US midterm elections: a return to political gridlock?
Current polling suggests the Democratic party could lose its House of Representatives majority in Congress in the November mid-term elections. High inflation is a millstone around the neck of Democrats and could hinger their prospects, especially as incomes have not caught up with price increases.
Financial markets tend to like congressional gridlocks since they mean limited political intervention in the business sphere. However, a gridlocked Congress could complicate policy responses and delay much-needed support in the case of a hard recession (not our main scenario). Political polarisation in the US could mean more battles around debt-ceiling deadlines and federal budget rollovers if the Republicans re-take the House.

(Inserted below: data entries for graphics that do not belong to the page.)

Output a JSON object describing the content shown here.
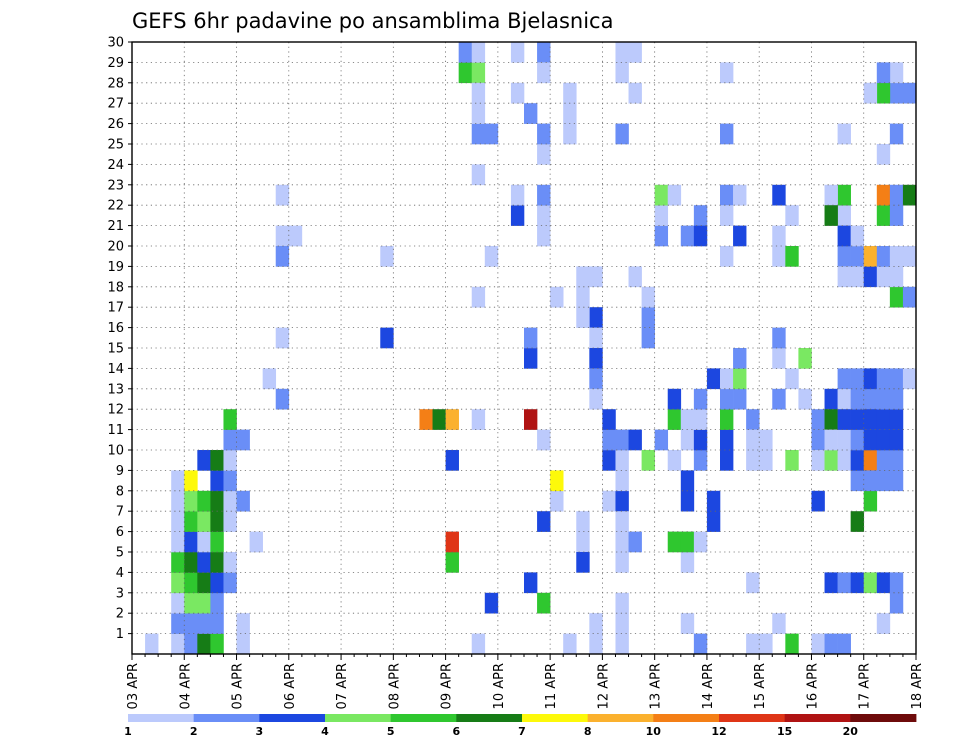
{
  "chart_data": {
    "type": "heatmap",
    "title": "GEFS 6hr padavine po ansamblima Bjelasnica",
    "xlabel": "",
    "ylabel": "",
    "x_tick_labels": [
      "03 APR",
      "04 APR",
      "05 APR",
      "06 APR",
      "07 APR",
      "08 APR",
      "09 APR",
      "10 APR",
      "11 APR",
      "12 APR",
      "13 APR",
      "14 APR",
      "15 APR",
      "16 APR",
      "17 APR",
      "18 APR"
    ],
    "y_tick_labels": [
      "1",
      "2",
      "3",
      "4",
      "5",
      "6",
      "7",
      "8",
      "9",
      "10",
      "11",
      "12",
      "13",
      "14",
      "15",
      "16",
      "17",
      "18",
      "19",
      "20",
      "21",
      "22",
      "23",
      "24",
      "25",
      "26",
      "27",
      "28",
      "29",
      "30"
    ],
    "time_steps_per_day": 4,
    "n_time_steps": 60,
    "n_members": 30,
    "grid": true,
    "colorbar": {
      "levels": [
        "1",
        "2",
        "3",
        "4",
        "5",
        "6",
        "7",
        "8",
        "10",
        "12",
        "15",
        "20"
      ],
      "colors": [
        "#bccafc",
        "#6a8ef7",
        "#1c47e0",
        "#7ae862",
        "#2fc72f",
        "#167c16",
        "#fdf90a",
        "#fbb12e",
        "#f47f16",
        "#df3517",
        "#b01313",
        "#6e0b0b"
      ]
    },
    "cells": [
      [
        1,
        4,
        1
      ],
      [
        2,
        4,
        2
      ],
      [
        3,
        4,
        1
      ],
      [
        4,
        4,
        4
      ],
      [
        5,
        4,
        5
      ],
      [
        6,
        4,
        1
      ],
      [
        7,
        4,
        1
      ],
      [
        8,
        4,
        1
      ],
      [
        9,
        4,
        1
      ],
      [
        1,
        5,
        2
      ],
      [
        2,
        5,
        2
      ],
      [
        3,
        5,
        4
      ],
      [
        4,
        5,
        5
      ],
      [
        5,
        5,
        6
      ],
      [
        6,
        5,
        3
      ],
      [
        7,
        5,
        5
      ],
      [
        8,
        5,
        4
      ],
      [
        9,
        5,
        7
      ],
      [
        1,
        6,
        6
      ],
      [
        2,
        6,
        2
      ],
      [
        3,
        6,
        4
      ],
      [
        4,
        6,
        6
      ],
      [
        5,
        6,
        3
      ],
      [
        6,
        6,
        1
      ],
      [
        7,
        6,
        4
      ],
      [
        8,
        6,
        5
      ],
      [
        10,
        6,
        3
      ],
      [
        1,
        7,
        5
      ],
      [
        2,
        7,
        2
      ],
      [
        3,
        7,
        2
      ],
      [
        4,
        7,
        3
      ],
      [
        5,
        7,
        6
      ],
      [
        6,
        7,
        5
      ],
      [
        7,
        7,
        6
      ],
      [
        8,
        7,
        6
      ],
      [
        9,
        7,
        3
      ],
      [
        10,
        7,
        6
      ],
      [
        1,
        2,
        1
      ],
      [
        4,
        8,
        2
      ],
      [
        5,
        8,
        1
      ],
      [
        7,
        8,
        1
      ],
      [
        8,
        8,
        1
      ],
      [
        9,
        8,
        2
      ],
      [
        10,
        8,
        1
      ],
      [
        11,
        8,
        2
      ],
      [
        12,
        8,
        5
      ],
      [
        1,
        9,
        1
      ],
      [
        2,
        9,
        1
      ],
      [
        6,
        10,
        1
      ],
      [
        8,
        9,
        2
      ],
      [
        11,
        9,
        2
      ],
      [
        21,
        12,
        1
      ],
      [
        14,
        11,
        1
      ],
      [
        21,
        13,
        1
      ],
      [
        20,
        12,
        2
      ],
      [
        13,
        12,
        2
      ],
      [
        16,
        12,
        1
      ],
      [
        23,
        12,
        1
      ],
      [
        16,
        20,
        3
      ],
      [
        20,
        20,
        1
      ],
      [
        12,
        23,
        9
      ],
      [
        12,
        24,
        6
      ],
      [
        12,
        25,
        8
      ],
      [
        10,
        25,
        3
      ],
      [
        5,
        25,
        5
      ],
      [
        6,
        25,
        10
      ],
      [
        29,
        26,
        5
      ],
      [
        30,
        26,
        2
      ],
      [
        1,
        27,
        1
      ],
      [
        29,
        27,
        4
      ],
      [
        26,
        27,
        2
      ],
      [
        24,
        27,
        1
      ],
      [
        18,
        27,
        1
      ],
      [
        28,
        27,
        1
      ],
      [
        12,
        27,
        1
      ],
      [
        30,
        27,
        1
      ],
      [
        27,
        27,
        1
      ],
      [
        3,
        28,
        3
      ],
      [
        20,
        28,
        1
      ],
      [
        26,
        28,
        2
      ],
      [
        22,
        30,
        3
      ],
      [
        23,
        30,
        1
      ],
      [
        27,
        31,
        2
      ],
      [
        4,
        31,
        3
      ],
      [
        15,
        31,
        3
      ],
      [
        16,
        31,
        2
      ],
      [
        30,
        30,
        1
      ],
      [
        28,
        30,
        1
      ],
      [
        12,
        31,
        11
      ],
      [
        30,
        32,
        2
      ],
      [
        29,
        32,
        1
      ],
      [
        25,
        32,
        1
      ],
      [
        26,
        32,
        2
      ],
      [
        22,
        32,
        1
      ],
      [
        23,
        32,
        2
      ],
      [
        3,
        32,
        5
      ],
      [
        7,
        32,
        3
      ],
      [
        21,
        32,
        1
      ],
      [
        11,
        32,
        1
      ],
      [
        8,
        33,
        1
      ],
      [
        9,
        33,
        7
      ],
      [
        18,
        33,
        1
      ],
      [
        28,
        34,
        1
      ],
      [
        26,
        34,
        1
      ],
      [
        27,
        34,
        1
      ],
      [
        1,
        34,
        1
      ],
      [
        1,
        36,
        1
      ],
      [
        2,
        36,
        1
      ],
      [
        8,
        37,
        1
      ],
      [
        10,
        37,
        3
      ],
      [
        11,
        37,
        2
      ],
      [
        12,
        37,
        3
      ],
      [
        19,
        36,
        1
      ],
      [
        17,
        36,
        3
      ],
      [
        16,
        36,
        1
      ],
      [
        15,
        36,
        3
      ],
      [
        14,
        36,
        2
      ],
      [
        13,
        36,
        1
      ],
      [
        7,
        35,
        1
      ],
      [
        6,
        35,
        1
      ],
      [
        5,
        35,
        3
      ],
      [
        18,
        35,
        1
      ],
      [
        19,
        35,
        1
      ],
      [
        17,
        35,
        1
      ],
      [
        1,
        38,
        1
      ],
      [
        2,
        38,
        1
      ],
      [
        8,
        38,
        3
      ],
      [
        9,
        38,
        1
      ],
      [
        5,
        38,
        1
      ],
      [
        6,
        38,
        1
      ],
      [
        7,
        38,
        1
      ],
      [
        10,
        38,
        1
      ],
      [
        11,
        38,
        2
      ],
      [
        26,
        38,
        2
      ],
      [
        29,
        38,
        1
      ],
      [
        30,
        38,
        1
      ],
      [
        3,
        38,
        1
      ],
      [
        6,
        39,
        2
      ],
      [
        11,
        39,
        3
      ],
      [
        19,
        39,
        1
      ],
      [
        28,
        39,
        1
      ],
      [
        30,
        39,
        1
      ],
      [
        16,
        40,
        2
      ],
      [
        17,
        40,
        2
      ],
      [
        18,
        40,
        1
      ],
      [
        10,
        40,
        4
      ],
      [
        12,
        42,
        5
      ],
      [
        10,
        42,
        1
      ],
      [
        11,
        41,
        2
      ],
      [
        21,
        41,
        2
      ],
      [
        22,
        41,
        1
      ],
      [
        23,
        41,
        4
      ],
      [
        23,
        42,
        1
      ],
      [
        11,
        43,
        1
      ],
      [
        5,
        43,
        1
      ],
      [
        6,
        42,
        5
      ],
      [
        6,
        43,
        5
      ],
      [
        13,
        42,
        3
      ],
      [
        12,
        43,
        1
      ],
      [
        21,
        43,
        2
      ],
      [
        2,
        43,
        1
      ],
      [
        22,
        44,
        2
      ],
      [
        8,
        43,
        3
      ],
      [
        9,
        43,
        3
      ],
      [
        6,
        44,
        1
      ],
      [
        1,
        44,
        2
      ],
      [
        10,
        44,
        2
      ],
      [
        11,
        44,
        3
      ],
      [
        12,
        44,
        1
      ],
      [
        13,
        44,
        2
      ],
      [
        21,
        44,
        3
      ],
      [
        7,
        45,
        3
      ],
      [
        8,
        45,
        3
      ],
      [
        14,
        45,
        3
      ],
      [
        11,
        46,
        3
      ],
      [
        10,
        46,
        3
      ],
      [
        12,
        46,
        5
      ],
      [
        13,
        46,
        2
      ],
      [
        14,
        46,
        1
      ],
      [
        20,
        46,
        1
      ],
      [
        23,
        46,
        2
      ],
      [
        26,
        46,
        2
      ],
      [
        22,
        46,
        1
      ],
      [
        13,
        47,
        2
      ],
      [
        14,
        47,
        4
      ],
      [
        15,
        47,
        2
      ],
      [
        21,
        47,
        3
      ],
      [
        23,
        47,
        1
      ],
      [
        29,
        46,
        1
      ],
      [
        1,
        48,
        1
      ],
      [
        4,
        48,
        1
      ],
      [
        12,
        48,
        2
      ],
      [
        10,
        48,
        1
      ],
      [
        11,
        48,
        1
      ],
      [
        13,
        50,
        2
      ],
      [
        11,
        49,
        1
      ],
      [
        10,
        49,
        1
      ],
      [
        15,
        50,
        1
      ],
      [
        16,
        50,
        2
      ],
      [
        20,
        50,
        1
      ],
      [
        21,
        50,
        1
      ],
      [
        23,
        50,
        3
      ],
      [
        1,
        49,
        1
      ],
      [
        2,
        50,
        1
      ],
      [
        1,
        51,
        5
      ],
      [
        10,
        51,
        4
      ],
      [
        20,
        51,
        5
      ],
      [
        22,
        51,
        1
      ],
      [
        14,
        51,
        1
      ],
      [
        1,
        53,
        1
      ],
      [
        11,
        53,
        2
      ],
      [
        12,
        53,
        2
      ],
      [
        13,
        52,
        1
      ],
      [
        15,
        52,
        4
      ],
      [
        10,
        53,
        1
      ],
      [
        1,
        54,
        2
      ],
      [
        4,
        54,
        3
      ],
      [
        8,
        53,
        3
      ],
      [
        13,
        54,
        3
      ],
      [
        12,
        54,
        6
      ],
      [
        10,
        54,
        4
      ],
      [
        11,
        54,
        1
      ],
      [
        1,
        55,
        2
      ],
      [
        4,
        55,
        2
      ],
      [
        22,
        55,
        1
      ],
      [
        23,
        55,
        5
      ],
      [
        26,
        55,
        1
      ],
      [
        20,
        55,
        2
      ],
      [
        23,
        54,
        1
      ],
      [
        13,
        55,
        1
      ],
      [
        14,
        55,
        2
      ],
      [
        10,
        55,
        1
      ],
      [
        11,
        55,
        1
      ],
      [
        12,
        55,
        3
      ],
      [
        21,
        55,
        3
      ],
      [
        22,
        54,
        6
      ],
      [
        19,
        55,
        1
      ],
      [
        9,
        56,
        2
      ],
      [
        10,
        56,
        3
      ],
      [
        11,
        56,
        2
      ],
      [
        12,
        56,
        3
      ],
      [
        13,
        56,
        2
      ],
      [
        14,
        56,
        2
      ],
      [
        4,
        56,
        3
      ],
      [
        7,
        56,
        6
      ],
      [
        20,
        56,
        2
      ],
      [
        21,
        56,
        1
      ],
      [
        19,
        56,
        1
      ],
      [
        10,
        57,
        9
      ],
      [
        4,
        57,
        4
      ],
      [
        8,
        57,
        5
      ],
      [
        13,
        57,
        2
      ],
      [
        19,
        57,
        3
      ],
      [
        20,
        57,
        8
      ],
      [
        12,
        57,
        3
      ],
      [
        11,
        57,
        3
      ],
      [
        14,
        57,
        3
      ],
      [
        4,
        58,
        3
      ],
      [
        9,
        58,
        2
      ],
      [
        10,
        58,
        2
      ],
      [
        11,
        58,
        3
      ],
      [
        12,
        58,
        3
      ],
      [
        13,
        58,
        2
      ],
      [
        14,
        58,
        2
      ],
      [
        19,
        58,
        1
      ],
      [
        20,
        58,
        2
      ],
      [
        22,
        58,
        5
      ],
      [
        23,
        58,
        9
      ],
      [
        25,
        58,
        1
      ],
      [
        4,
        59,
        2
      ],
      [
        9,
        59,
        2
      ],
      [
        10,
        59,
        2
      ],
      [
        11,
        59,
        3
      ],
      [
        12,
        59,
        3
      ],
      [
        13,
        59,
        2
      ],
      [
        14,
        59,
        2
      ],
      [
        18,
        59,
        5
      ],
      [
        22,
        59,
        2
      ],
      [
        23,
        59,
        2
      ],
      [
        28,
        59,
        2
      ],
      [
        26,
        59,
        2
      ],
      [
        19,
        59,
        1
      ],
      [
        20,
        59,
        1
      ],
      [
        29,
        59,
        1
      ],
      [
        28,
        58,
        5
      ],
      [
        28,
        57,
        1
      ],
      [
        29,
        58,
        2
      ],
      [
        3,
        59,
        2
      ],
      [
        2,
        58,
        1
      ],
      [
        9,
        57,
        2
      ],
      [
        28,
        60,
        2
      ],
      [
        23,
        60,
        6
      ],
      [
        18,
        60,
        2
      ],
      [
        20,
        60,
        1
      ],
      [
        14,
        60,
        1
      ]
    ]
  }
}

The Federal Reserve continues to concentrate on backward-looking data such as high core consumer inflation and resilient monthly job growth numbers. At the same time, it is monitoring surveys like the University of Michigan’s consumer sentiment survey for insight into inflation expectations. These remain stubbornly high, with the preliminary October survey showing respondents expect annual consumer inflation to be 5.1% over the next 12 months.
Bottom line, we think the Fed will deliver another ‘jumbo’ 75bps rate hike at its next meeting on 2 November, six days ahead of the midterms. There are rising risks that the Fed will raise rates by a similar amount again in December, especially given the ongoing inertia in inflation data. In short, we do not think a policy pivot is imminent. Nonetheless, the pace and size of rate hikes already risks depressing demand in the economy more than is needed to contain medium-term inflation. Once one also takes into account the Fed’s quantitative easing, there is also the risk of causing liquidity problems in financial markets. In other words, the danger of a policy mistake should not be underestimated.
Based on 60 years of data, markets tend to better after midterm elections than before. The average price return for the S&P 500 is 19.8% (in USD) in the 12 months after midterm elections, versus +4.4% in the 12 months before. There is, however, an exception worth remembering this time around: statistical analysis suggests that when the Fed is in hiking mode, there is no tangible midterm boost to equity markets, whatever the outcome.
Overall, we do not think the midterms will have a significant impact this time around on the performance of the US equity market. We will continue to watch a host of other factors, including monetary policy, global geopolitics (especially the fragile US-China relationship) and stress in some local energy markets.